Dans le cadre d’un litige opposant l’État belge à l’éditeur de logiciels Top Systems, la Cour de Justice de l’Union Européenne (CJUE) a rendu un arrêt réaffirmant le droit à décompiler un programme afin d’en corriger un bug.

La décompilation avant le prononcement de l’arrêt par la CJUE

La décompilation consiste à générer à partir d’un logiciel des lignes de code presque comme si elles avaient été écrites par le développeur lui-même. Cela permet d’en comprendre les secrets et de les copier si on le souhaite. C’est pour éviter cela que de nombreuses entreprises ne mettent pas à disposition le code informatique derrière leurs logiciels ou leurs innovations, pour éviter que d’autres concurrents puissent les utiliser.

Avec la directive Software, un logiciel, tout comme une œuvre littéraire ou musicale, ne peut pas faire l’objet d’altération, de plagiat ou d’abus. La directive donne des droits exclusifs à la société qui a développé le logiciel : elle peut copier son programme, l’adapter, le traduire, l’arranger ou l’altérer à sa guise. Pour le client, les possibilités sont toutes autres : il peut observer, étudier, tester le fonctionnement d’un programme pour comprendre comment il marche et mieux saisir ses principes sous-jacents. L’étape suivante à cela est la décompilation qui vise à percer les secrets du code. La directive via son article 6 interdit sa mise en place pour tout client.

Un arrêt proposé par la CJUE basé sur l’article 5 de la directive software

Le 6 octobre, un arrêt proposé par la CJUE a été rendu dans le cadre du litige opposant Selor, l’organisme qui organise les recrutements de l’administration fédérale belge, à Top Systems. Ce dernier étant son fournisseur informatique, il a porté plainte contre le Selor, car l’organisme avait décompilé les programmes qu’il lui avait fournis. Le Selor n’a pas nié les faits, mais a expliqué qu’il avait mis en place ce processus afin de désactiver certaines fonctionnalités du programme qui l’empêchait de fonctionner.

La cour a alors affirmé que la décompilation, c’est une forme d’altération du code. En ce sens, la décompilation est du ressort exclusif de la société qui a la propriété intellectuelle du logiciel. Toutefois, tout réside dans l’interprétation de l’article 5, paragraphe 1 de la directive Software : « Sauf dispositions contractuelles spécifiques, ne sont pas soumis à l’autorisation du titulaire les actes prévus à l’article 4 points a) et b) lorsque ces actes sont nécessaires pour permettre à l’acquéreur légitime d’utiliser le programme d’ordinateur d’une manière conforme à sa destination, y compris pour corriger des erreurs. »
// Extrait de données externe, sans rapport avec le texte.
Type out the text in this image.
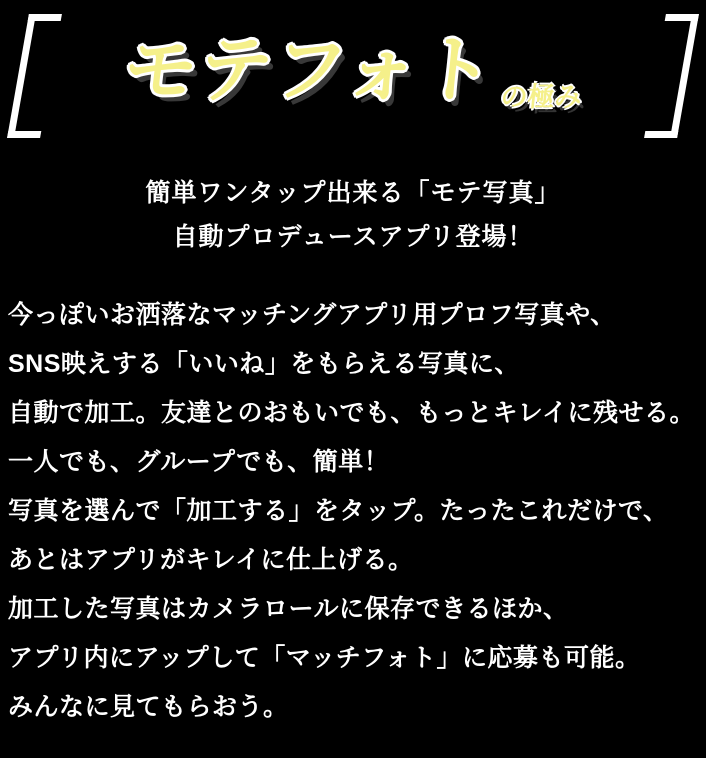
モテフォト の極み
簡単ワンタップ出来る「モテ写真」
自動プロデュースアプリ登場！

今っぽいお洒落なマッチングアプリ用プロフ写真や、

SNS映えする「いいね」をもらえる写真に、

自動で加工。友達とのおもいでも、もっとキレイに残せる。

一人でも、グループでも、簡単！

写真を選んで「加工する」をタップ。たったこれだけで、

あとはアプリがキレイに仕上げる。

加工した写真はカメラロールに保存できるほか、

アプリ内にアップして「マッチフォト」に応募も可能。

みんなに見てもらおう。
Ainsi, la CJUE a considéré que l’altération était déjà autorisée pour corriger une erreur via cet article 5, ce qui donne gain de cause à Selor également, puisqu’il pouvait compiler dans ce cas précis pour corriger le bug. Le principe d’interprétation stricte de la loi pénale a été utilisé afin de juger du droit de décompiler ou non dans le cadre de la correction d’un bug. Avec cet arrêt, il sera bien plus difficile pour les éditeurs d’intervenir dans la décompilation de leurs programmes si celui-ci contient un bug avéré qui empêche le fonctionnement correct du programme. L’arrêt prononcé fait donc jurisprudence à l’avenir sur toute requête concernant ce processus.